Vous penserez ce que vous voudrez de la décision du gouvernement Harper de ne pas participer au financement du futur amphithéâtre de Québec, mais vous ne pourrez pas accuser le premier ministre de se cacher pour éviter ce sujet chaud.

Après Michael Ignatieff et Gilles Duceppe lundi, c'est au tour de Stephen Harper de débarquer ce matin à Québec, ville de toutes les convoitises électorales. M. Harper sera à l'aéroport Jean-Lesage, à plusieurs kilomètres de l'emplacement projeté du nouveau Colisée, où il fera une annonce en compagnie de la députée locale Josée Verner, ministre des Affaires intergouvernementales.

Il est question de rénovation des pistes, notamment, un investissement relativement modeste de quelques dizaines de millions. Peu importe, de toute façon, M. Harper pourrait bien promettre trois épaisses couches de bel asphalte neuf que cela ne suffirait pas à aplanir la grogne provoquée par son refus de plonger dans le projet chéri du maire Labeaume.

Pas plus que cela ne compensera pour les très attendus 2,2 milliards de dollars pour l'harmonisation des taxes de vente fédérale et provinciale.

La plus lisse des pistes d'atterrissage ne fera pas non plus oublier le controversé projet fédéral de commission des valeurs mobilières canadiennes, unanimement décrié à l'Assemblée nationale.

Le premier ministre devrait répondre aux questions des médias, une séance qui risque de ressembler davantage à une fusillade (pour rester dans le hockey) qu'à un point de presse.

On répète depuis quelque temps que la prochaine bataille électorale ne se jouera pas au Québec, mais en Ontario. C'est vrai, mais sur la carte électorale des conservateurs, la région de la Capitale-Nationale représente néanmoins un point très chaud.

On l'a vu dans les derniers sondages, l'absence du gouvernement fédéral dans le financement d'un nouvel amphithéâtre passe mal, à Québec, et met en danger les cinq sièges conservateurs de la région. Déjà, le Bloc québécois se frotte les mains.

Les tiraillements avec Québec à propos de la compensation pour l'harmonisation de la taxe de vente n'aideront en rien les bleus.

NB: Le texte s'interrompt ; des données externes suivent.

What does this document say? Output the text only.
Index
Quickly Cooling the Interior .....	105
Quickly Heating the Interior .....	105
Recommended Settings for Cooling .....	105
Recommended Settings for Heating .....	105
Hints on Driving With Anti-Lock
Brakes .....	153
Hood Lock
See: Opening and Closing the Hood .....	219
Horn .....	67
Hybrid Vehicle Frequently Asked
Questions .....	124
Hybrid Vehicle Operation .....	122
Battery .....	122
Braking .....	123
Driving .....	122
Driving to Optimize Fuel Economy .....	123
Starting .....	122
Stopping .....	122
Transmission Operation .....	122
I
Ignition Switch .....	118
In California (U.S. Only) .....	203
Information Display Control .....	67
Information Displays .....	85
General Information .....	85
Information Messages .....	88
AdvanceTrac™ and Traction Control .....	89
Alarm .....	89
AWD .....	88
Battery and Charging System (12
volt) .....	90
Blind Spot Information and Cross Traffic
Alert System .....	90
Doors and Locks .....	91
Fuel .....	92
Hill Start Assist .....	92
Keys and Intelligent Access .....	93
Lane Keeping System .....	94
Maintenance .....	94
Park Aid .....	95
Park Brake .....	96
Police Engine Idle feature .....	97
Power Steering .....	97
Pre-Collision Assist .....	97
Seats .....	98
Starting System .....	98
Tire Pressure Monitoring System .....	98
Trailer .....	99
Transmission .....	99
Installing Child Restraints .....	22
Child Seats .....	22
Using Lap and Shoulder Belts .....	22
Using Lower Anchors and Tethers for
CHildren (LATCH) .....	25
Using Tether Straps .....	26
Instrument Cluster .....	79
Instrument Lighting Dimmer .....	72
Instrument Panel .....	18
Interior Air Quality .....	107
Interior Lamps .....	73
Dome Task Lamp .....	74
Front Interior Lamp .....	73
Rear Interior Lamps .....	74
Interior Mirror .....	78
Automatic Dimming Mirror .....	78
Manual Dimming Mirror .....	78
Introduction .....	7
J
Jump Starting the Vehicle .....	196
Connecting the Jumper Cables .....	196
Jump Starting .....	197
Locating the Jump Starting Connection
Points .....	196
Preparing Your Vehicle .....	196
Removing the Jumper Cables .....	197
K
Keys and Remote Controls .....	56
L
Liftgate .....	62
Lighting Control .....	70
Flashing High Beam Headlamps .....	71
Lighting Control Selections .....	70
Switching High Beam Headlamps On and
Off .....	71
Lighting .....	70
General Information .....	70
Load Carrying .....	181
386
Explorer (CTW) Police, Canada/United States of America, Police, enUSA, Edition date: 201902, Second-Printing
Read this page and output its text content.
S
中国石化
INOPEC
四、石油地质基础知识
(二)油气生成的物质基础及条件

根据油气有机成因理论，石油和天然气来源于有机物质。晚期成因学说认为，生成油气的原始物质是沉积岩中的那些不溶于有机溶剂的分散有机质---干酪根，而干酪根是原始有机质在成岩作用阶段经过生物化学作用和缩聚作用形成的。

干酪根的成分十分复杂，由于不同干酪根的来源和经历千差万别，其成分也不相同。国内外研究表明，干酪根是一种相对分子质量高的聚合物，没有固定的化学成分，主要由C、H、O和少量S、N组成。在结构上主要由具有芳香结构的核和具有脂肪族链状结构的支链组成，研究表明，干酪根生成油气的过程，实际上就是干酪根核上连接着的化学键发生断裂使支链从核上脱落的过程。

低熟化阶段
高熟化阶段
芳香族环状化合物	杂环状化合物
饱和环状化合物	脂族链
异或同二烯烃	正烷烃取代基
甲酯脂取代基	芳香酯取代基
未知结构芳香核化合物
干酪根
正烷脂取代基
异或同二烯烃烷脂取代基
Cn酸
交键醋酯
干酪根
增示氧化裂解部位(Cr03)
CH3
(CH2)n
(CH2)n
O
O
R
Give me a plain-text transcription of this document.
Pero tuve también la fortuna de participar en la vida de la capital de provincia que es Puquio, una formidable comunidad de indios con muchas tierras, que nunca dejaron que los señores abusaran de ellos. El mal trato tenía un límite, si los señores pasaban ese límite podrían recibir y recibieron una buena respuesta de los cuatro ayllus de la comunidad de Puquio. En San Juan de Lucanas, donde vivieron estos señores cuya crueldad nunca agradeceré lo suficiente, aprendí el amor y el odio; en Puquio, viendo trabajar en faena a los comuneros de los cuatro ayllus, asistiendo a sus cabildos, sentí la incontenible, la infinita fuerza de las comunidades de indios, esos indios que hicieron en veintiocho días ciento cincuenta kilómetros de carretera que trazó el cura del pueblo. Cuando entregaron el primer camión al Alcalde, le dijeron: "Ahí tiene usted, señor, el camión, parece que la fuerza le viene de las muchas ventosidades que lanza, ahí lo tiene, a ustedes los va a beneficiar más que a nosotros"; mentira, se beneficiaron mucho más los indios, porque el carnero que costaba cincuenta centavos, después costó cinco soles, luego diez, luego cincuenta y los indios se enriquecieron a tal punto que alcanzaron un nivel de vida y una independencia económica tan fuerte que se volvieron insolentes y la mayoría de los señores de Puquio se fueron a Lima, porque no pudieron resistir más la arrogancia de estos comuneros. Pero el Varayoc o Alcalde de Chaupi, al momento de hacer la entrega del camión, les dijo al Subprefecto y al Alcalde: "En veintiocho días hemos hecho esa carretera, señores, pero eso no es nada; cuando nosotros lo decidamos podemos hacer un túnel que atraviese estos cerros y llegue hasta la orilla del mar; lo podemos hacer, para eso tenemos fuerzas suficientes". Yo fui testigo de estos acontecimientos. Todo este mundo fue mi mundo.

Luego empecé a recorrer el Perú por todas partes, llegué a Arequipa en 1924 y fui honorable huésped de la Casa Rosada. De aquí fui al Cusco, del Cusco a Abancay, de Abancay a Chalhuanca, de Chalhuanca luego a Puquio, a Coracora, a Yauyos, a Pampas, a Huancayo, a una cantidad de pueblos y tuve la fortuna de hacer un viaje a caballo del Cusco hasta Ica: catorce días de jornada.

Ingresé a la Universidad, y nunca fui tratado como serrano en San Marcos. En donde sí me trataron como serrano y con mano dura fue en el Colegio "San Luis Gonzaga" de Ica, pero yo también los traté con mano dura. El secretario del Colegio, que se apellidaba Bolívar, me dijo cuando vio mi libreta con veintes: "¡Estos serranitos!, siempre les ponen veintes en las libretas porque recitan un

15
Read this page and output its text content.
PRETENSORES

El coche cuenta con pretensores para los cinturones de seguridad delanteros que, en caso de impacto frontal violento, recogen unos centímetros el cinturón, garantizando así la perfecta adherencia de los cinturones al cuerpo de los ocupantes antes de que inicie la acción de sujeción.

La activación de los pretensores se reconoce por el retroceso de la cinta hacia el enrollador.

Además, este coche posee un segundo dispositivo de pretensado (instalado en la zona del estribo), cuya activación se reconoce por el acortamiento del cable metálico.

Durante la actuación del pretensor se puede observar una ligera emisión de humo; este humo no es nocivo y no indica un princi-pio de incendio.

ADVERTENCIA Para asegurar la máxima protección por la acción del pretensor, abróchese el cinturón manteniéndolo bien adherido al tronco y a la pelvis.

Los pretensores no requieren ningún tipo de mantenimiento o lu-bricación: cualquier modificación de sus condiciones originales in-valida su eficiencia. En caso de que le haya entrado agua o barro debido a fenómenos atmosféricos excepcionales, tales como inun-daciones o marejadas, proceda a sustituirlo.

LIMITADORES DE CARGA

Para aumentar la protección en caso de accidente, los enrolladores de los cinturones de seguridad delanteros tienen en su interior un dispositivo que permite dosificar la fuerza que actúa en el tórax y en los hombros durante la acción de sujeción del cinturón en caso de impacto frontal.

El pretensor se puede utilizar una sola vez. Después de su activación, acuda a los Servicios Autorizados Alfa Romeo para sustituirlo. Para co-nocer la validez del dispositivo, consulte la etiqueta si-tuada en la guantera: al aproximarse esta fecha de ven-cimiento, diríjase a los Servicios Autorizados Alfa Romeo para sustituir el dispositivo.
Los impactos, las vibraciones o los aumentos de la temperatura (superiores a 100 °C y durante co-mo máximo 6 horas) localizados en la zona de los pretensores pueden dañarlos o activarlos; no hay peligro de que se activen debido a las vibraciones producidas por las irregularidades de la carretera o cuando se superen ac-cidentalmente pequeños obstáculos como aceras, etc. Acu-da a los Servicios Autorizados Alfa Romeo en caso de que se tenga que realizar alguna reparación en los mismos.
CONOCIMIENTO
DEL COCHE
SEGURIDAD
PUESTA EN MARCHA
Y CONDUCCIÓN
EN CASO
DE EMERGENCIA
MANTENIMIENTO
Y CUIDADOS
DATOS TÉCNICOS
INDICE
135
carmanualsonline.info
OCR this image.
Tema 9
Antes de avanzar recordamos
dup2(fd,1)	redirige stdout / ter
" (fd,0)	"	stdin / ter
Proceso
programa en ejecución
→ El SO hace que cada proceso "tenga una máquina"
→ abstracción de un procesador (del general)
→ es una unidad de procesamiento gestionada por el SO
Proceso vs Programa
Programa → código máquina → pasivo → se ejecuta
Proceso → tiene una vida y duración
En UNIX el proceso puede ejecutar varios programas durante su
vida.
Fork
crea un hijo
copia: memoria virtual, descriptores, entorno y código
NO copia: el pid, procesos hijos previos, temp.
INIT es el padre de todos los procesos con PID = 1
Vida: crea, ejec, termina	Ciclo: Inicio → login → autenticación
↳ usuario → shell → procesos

Si Stephen Harper veut vraiment éviter des élections, il pourrait toujours annoncer dans le prochain budget une entente avec Québec sur l'harmonisation de la TPS et de la TVQ (une entente est techniquement possible, dit-on, les points épineux ayant été réglés). Le Bloc, qui a fait de cette compensation la mère de toutes les conditions, pourrait difficilement faire la fine bouche. Cela dit, avec des intentions de vote dépassant les 40% en Ontario, et avec une base inaliénable dans l'Ouest, Stephen Harper sera peut-être tenté de jouer le tout pour tout afin d'atteindre cette inaccessible majorité.

La suite des événements, d'ici au budget du 22 mars, sera déterminante non seulement pour les partis politiques, mais aussi pour l'équilibre des forces en présence à Québec. Avec des conservateurs affaiblis dans la région, le Québec pourrait fort bien se retrouver avec seulement une demi- douzaine de députés dans un gouvernement majoritaire, dont, vraisemblablement, aucun à Montréal.

Un autre enjeu, beaucoup plus important que celui du nouveau Colisée, risque de s'inviter à une éventuelle campagne printanière: le sort du chantier naval Davie, de l'autre côté du fleuve, à Lévis. La survie (une fois de plus!) de cet ancien fleuron industriel se joue ces jours-ci, et le gouvernement fédéral est au centre des tractations.

Placé sous la protection de la Loi sur les arrangements avec les créanciers depuis février 2010 (la Cour vient de lui accorder une prolongation jusqu'au 1er avril), Davie est actuellement en pourparlers avec trois investisseurs potentiels pour relancer l'entreprise.

Le nom de l'investisseur exclusif retenu pour parachever la reprise devrait être annoncé d'ici deux semaines. La vente devrait ensuite être bouclée dans les semaines suivantes.

La bonne nouvelle pour Davie et pour 3000 emplois directs et indirects qui en dépendent, c'est que trois investisseurs se sont montrés intéressés, tous trois attirés par les futurs contrats d'une valeur de 35 milliards du gouvernement fédéral pour les navires de la Défense et de la Garde côtière.

La mauvaise nouvelle, c'est que, selon les règles du fédéral, une entreprise doit être solvable pour obtenir des contrats du genre, ce qui n'est évidemment pas le cas de Davie en ce moment.

Depuis quelques mois, Davie survit grâce au gouvernement provincial, qui vient d'ailleurs de lui verser 1,8 million pour lui permettre de payer les factures courantes, de mener les pourparlers avec les investisseurs et de préparer l'appel d'offres pour le gouvernement fédéral.

Le temps presse pour Davie parce que les règles d'Ottawa précisent que les soumissionnaires doivent être solvables au moins 50 jours avant la fin de l'appel d'offres, le 7 juillet. Autrement dit, la transaction avec un nouveau propriétaire doit être achevée avant le 18 mai.

Davie a demandé au gouvernement fédéral de lui donner un répit compte tenu de sa position difficile, ce qu'a refusé le ministère des Travaux publics. L'entreprise revient à la charge, plaidant cette fois pour un peu de temps et de flexibilité, question de ne pas manquer l'échéance du 18 mai et ainsi louper de quelques jours un contrat majeur qui assurerait sa survie.

Voilà une course contre la montre qui pourrait faire quelques vagues durant la prochaine campagne électorale dans la région de Québec.